Dulu, kapal-kapal besar yang akan berlayar ke Eropa juga singgah di Panarukan. Mereka mengangkut hasil bumi, seperti gula dan jagung dari Situbondo, tembakau dari Jember, dan kopi dari Bondowoso. Komoditas itu diangkut dari daerah asal dengan kereta api, lalu disimpan di gudang yang berderet di tepi dermaga.
Panarukan bahkan terkenal sejak era Majapahit. Fakta itu termaktub dalam kitab Negarakertagama karya Mpu Prapanca. Raja Hayam Wuruk menjadikan Panarukan-dulu bernama Petukangan-sebagai tempat pertemuan dengan raja-raja dari timur, seperti Madura, Blambangan, dan Bali. "Panarukan memiliki arti penting secara ekonomi dan politik," kata Edy Burhan Arifin, sejarawan di Universitas Jember, Jawa Timur, dua pekan lalu.
Pada masa Vereenigde Oostindische Compagnie (VOC), abad ke-17, Panarukan juga menjadi pelabuhan utama di ujung timur Jawa. Untuk pertahanan, VOC membangun benteng sepanjang 540 meter di sisi barat Sungai Sampean hingga laut Panarukan. Benteng tersebut juga berfungsi sebagai tempat menimbun berbagai komoditas dari Bondowoso dan Jember.
Di masa Gubernur Jenderal Herman Willem Daendels, yang memerintah pada 1808-1811, nama Panarukan kian berkibar. Daendels menjadikan Panarukan sebagai ujung De Grote Postweg atau Jalan Raya Pos. Daendels rupanya meyakini betul potensi penting Panarukan sebagai salah satu pusat ekonomi dan pertahanan.

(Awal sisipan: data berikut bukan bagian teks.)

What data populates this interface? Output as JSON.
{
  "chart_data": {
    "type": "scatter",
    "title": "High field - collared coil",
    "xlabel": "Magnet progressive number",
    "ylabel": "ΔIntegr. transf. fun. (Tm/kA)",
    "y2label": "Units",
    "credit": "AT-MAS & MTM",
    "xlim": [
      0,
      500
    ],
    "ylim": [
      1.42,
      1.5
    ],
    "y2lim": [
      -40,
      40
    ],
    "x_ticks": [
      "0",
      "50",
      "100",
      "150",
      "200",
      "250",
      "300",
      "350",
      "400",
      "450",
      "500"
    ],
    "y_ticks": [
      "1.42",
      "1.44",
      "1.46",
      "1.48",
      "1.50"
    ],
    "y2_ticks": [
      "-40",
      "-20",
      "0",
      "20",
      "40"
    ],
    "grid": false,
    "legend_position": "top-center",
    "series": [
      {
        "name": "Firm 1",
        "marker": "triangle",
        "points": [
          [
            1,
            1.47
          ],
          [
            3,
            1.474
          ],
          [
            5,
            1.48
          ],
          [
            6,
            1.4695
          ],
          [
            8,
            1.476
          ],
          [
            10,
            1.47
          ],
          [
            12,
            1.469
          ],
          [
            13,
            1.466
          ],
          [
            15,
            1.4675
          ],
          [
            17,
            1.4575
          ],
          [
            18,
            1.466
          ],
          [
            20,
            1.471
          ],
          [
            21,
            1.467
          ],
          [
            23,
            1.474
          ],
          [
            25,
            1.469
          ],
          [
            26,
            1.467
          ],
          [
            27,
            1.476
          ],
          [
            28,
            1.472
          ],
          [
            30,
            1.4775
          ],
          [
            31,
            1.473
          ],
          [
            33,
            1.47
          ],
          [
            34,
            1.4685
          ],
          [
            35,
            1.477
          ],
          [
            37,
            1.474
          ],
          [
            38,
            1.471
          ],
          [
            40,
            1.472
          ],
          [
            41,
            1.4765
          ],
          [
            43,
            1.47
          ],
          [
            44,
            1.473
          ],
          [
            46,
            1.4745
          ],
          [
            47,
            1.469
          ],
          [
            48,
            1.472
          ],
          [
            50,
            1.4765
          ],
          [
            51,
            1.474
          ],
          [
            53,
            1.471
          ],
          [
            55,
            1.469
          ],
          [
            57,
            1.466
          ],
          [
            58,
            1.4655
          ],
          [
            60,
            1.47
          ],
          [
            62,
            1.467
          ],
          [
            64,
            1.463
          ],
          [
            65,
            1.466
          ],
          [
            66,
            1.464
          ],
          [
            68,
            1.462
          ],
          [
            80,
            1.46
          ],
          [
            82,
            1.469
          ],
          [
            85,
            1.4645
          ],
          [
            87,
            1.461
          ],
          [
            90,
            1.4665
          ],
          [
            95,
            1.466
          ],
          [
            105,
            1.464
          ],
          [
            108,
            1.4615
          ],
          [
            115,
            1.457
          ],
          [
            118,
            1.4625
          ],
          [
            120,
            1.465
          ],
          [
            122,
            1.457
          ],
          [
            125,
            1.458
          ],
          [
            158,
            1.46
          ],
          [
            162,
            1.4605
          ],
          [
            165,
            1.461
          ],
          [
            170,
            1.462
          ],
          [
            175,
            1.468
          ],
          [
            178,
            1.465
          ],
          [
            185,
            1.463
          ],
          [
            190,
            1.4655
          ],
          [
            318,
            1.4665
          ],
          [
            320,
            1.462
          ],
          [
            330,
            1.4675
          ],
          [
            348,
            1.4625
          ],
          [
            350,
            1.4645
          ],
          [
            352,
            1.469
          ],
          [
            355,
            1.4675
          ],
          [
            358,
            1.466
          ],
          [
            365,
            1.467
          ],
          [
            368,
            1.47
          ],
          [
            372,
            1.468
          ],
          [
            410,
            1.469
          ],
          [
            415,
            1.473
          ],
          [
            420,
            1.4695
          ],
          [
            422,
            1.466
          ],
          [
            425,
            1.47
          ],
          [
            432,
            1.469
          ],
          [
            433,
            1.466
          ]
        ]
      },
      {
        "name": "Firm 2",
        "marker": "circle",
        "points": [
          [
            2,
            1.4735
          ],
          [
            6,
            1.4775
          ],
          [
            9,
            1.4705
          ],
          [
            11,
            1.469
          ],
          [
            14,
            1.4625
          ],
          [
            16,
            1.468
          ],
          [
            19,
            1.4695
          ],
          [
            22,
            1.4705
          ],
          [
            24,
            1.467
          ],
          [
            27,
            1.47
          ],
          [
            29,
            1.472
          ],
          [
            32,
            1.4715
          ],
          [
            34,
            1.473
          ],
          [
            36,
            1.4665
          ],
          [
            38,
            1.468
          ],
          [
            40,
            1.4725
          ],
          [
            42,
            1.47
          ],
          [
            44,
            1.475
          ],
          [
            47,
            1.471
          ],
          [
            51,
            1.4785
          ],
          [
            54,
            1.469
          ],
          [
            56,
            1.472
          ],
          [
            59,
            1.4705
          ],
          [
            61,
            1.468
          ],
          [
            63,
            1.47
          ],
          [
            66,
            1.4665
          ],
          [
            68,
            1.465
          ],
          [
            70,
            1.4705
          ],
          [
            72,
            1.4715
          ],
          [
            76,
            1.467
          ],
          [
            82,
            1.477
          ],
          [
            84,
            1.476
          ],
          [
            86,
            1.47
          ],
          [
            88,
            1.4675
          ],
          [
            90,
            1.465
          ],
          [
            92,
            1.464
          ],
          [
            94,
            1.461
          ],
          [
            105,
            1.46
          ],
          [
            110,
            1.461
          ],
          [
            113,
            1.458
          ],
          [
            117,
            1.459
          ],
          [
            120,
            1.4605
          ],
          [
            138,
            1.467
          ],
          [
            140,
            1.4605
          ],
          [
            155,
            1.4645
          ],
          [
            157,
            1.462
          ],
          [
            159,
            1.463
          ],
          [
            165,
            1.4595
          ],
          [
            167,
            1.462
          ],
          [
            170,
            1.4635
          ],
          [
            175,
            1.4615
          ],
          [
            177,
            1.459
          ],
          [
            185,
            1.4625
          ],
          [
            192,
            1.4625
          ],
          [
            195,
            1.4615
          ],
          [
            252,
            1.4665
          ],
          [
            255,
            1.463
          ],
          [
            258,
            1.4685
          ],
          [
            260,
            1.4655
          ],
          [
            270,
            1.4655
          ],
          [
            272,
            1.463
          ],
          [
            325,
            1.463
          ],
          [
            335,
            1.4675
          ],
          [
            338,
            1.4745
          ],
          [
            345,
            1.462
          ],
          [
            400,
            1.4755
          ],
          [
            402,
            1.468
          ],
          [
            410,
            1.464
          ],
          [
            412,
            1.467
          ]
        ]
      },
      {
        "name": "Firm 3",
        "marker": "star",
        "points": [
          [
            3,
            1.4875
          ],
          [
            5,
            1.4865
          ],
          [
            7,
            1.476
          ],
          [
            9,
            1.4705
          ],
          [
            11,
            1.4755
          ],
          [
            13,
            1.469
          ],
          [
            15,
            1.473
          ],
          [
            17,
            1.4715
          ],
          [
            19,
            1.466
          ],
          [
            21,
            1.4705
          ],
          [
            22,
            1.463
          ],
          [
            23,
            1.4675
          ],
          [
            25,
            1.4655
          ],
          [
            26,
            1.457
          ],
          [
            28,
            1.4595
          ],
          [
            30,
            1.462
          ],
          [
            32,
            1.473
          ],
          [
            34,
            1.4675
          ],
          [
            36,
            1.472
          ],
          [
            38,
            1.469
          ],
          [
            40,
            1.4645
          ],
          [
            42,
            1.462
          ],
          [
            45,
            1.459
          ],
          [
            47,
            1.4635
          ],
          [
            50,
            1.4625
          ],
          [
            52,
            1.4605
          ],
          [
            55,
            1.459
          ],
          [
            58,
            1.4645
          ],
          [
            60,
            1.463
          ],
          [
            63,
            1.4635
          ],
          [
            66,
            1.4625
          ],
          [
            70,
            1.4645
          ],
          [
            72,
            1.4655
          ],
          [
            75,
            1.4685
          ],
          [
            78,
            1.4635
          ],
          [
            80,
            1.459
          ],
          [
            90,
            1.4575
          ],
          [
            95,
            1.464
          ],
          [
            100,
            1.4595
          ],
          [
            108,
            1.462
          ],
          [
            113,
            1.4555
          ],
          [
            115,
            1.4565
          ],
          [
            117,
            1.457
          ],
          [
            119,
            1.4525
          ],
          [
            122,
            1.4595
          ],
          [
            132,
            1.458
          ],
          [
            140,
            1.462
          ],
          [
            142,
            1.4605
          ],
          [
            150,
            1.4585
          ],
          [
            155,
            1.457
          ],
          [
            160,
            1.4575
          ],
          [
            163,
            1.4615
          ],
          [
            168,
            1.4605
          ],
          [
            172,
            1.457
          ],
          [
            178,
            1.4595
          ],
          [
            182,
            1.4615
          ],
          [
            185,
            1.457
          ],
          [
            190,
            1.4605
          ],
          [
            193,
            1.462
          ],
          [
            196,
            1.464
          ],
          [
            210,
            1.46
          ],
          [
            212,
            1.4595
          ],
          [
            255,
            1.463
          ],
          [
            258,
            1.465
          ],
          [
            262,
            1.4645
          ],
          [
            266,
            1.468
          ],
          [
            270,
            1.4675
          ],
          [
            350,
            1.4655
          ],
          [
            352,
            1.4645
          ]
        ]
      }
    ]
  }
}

Pembangunan Pelabuhan Panarukan kala itu juga membuka pintu bagi investasi swasta. Maka tumbuhlah di sekitar Panarukan berbagai perkebunan yang menanam komoditas ekspor. Situbondo, misalnya, menjadi sentra perkebunan tebu pemasok bahan baku pabrik gula. Perkebunan kopi terpusat di Bondowoso. Adapun Jember terkenal dengan "emas hijau" alias tembakau.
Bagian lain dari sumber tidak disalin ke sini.